Residents want pump station moved away from Dyes Inlet

SILVERDALE — Pump stations are rarely front page news — that is, until one isn’t working properly — and upgrades and changes proposed by local or county governments rarely draw much attention from residents.

However, when one is in as visible a location as pump station 3 in Silverdale, on the waterfront in Old Town, the county took the additional step of soliciting public comment both online and in a forum on July 26.

This Kitsap County Department of Public Works project is still in its preliminary stages — the expected construction start date at the moment is May 2020 — and is part of a larger undertaking to also upgrade pump stations 4 and 19 and rebuild pump station 31. Conveyance systems will also upgrade outdated piping and increase capacity.

But prominent pump station 3 was the focus of the July 26 hearing. It was constructed in 1981 on a site that was previously a sewage treatment plant. There were some improvements to it in 2005, but it needs to be expanded to accomodate future sewage growth.

“At this point, the station is limited in its capacity,” Barbara Zaroff, the project’s manager, said. “It’s pretty much at capacity now.”

Aside from improving capacity, the project would include improving the reliability and performance of the pump station by replacing and upgrading the electrical system, motors, drives and instrumentation.

One of the major talking points of the forum was the possibility of relocating the pump station away from the waterfront to a location farther north, or across Washington Street to the east to give residents a clear walking path along Dyes Inlet. This would involve dealing with either the county or the Port of Silverdale, which own the surrounding land.

Moving the pump station also came under consideration during conceptual design of another project at Bay Shore Drive and Washington Street, which involves upgrading the pipes there.

Although the current proposal does not move the pump station, Zaroff said project workers would still consider the idea.

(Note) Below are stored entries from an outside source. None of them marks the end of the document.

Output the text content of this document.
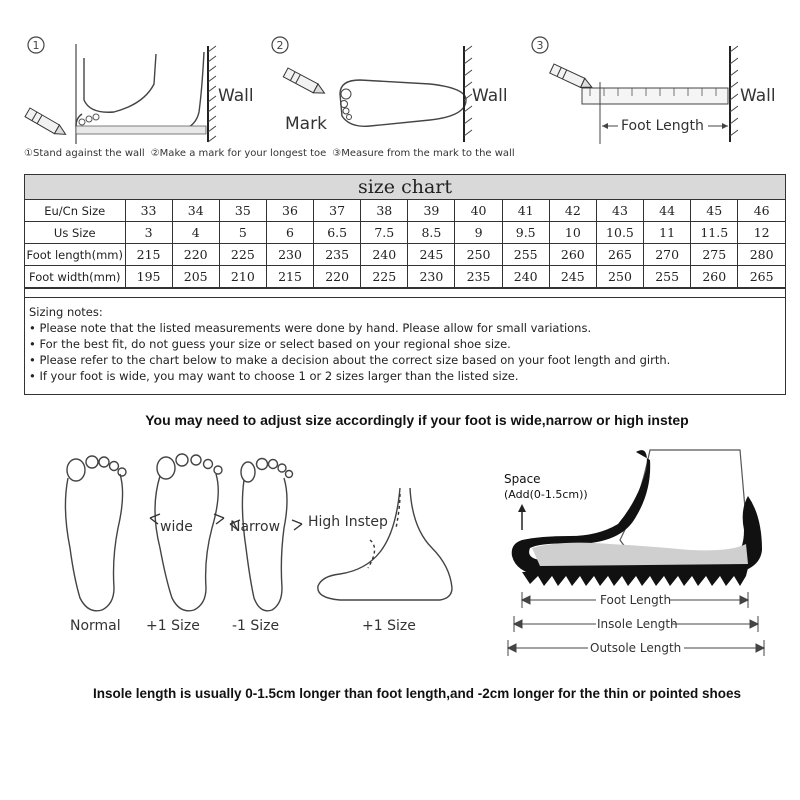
1
Wall
2
Mark
Wall
3
Foot Length
Wall
①Stand against the wall ②Make a mark for your longest toe ③Measure from the mark to the wall
size chart
Eu/Cn Size	33	34	35	36	37	38	39	40	41	42	43	44	45	46
Us Size	3	4	5	6	6.5	7.5	8.5	9	9.5	10	10.5	11	11.5	12
Foot length(mm)	215	220	225	230	235	240	245	250	255	260	265	270	275	280
Foot width(mm)	195	205	210	215	220	225	230	235	240	245	250	255	260	265
Sizing notes:
• Please note that the listed measurements were done by hand. Please allow for small variations.
• For the best fit, do not guess your size or select based on your regional shoe size.
• Please refer to the chart below to make a decision about the correct size based on your foot length and girth.
• If your foot is wide, you may want to choose 1 or 2 sizes larger than the listed size.
You may need to adjust size accordingly if your foot is wide,narrow or high instep
wide	Narrow High Instep
Normal +1 Size -1 Size	+1 Size
Space
(Add(0-1.5cm))
Foot Length
Insole Length
Outsole Length
Insole length is usually 0-1.5cm longer than foot length,and -2cm longer for the thin or pointed shoes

It would likely, however, be more costly than simply upgrading the pump station in place.

“This is an interdependent network, and it was fixed in place a long time ago by this network of sewage pump station that we have now,” Zaroff said.

Engineers have also been working to design a building that blends in to the surrounding area, such as those found in Snohomish and Gig Harbor. It could perhaps function as a sort of community billboard where residents and organizations can post flyers and notices.

“We really want our facility to blend in to what’s going on,” Zaroff said.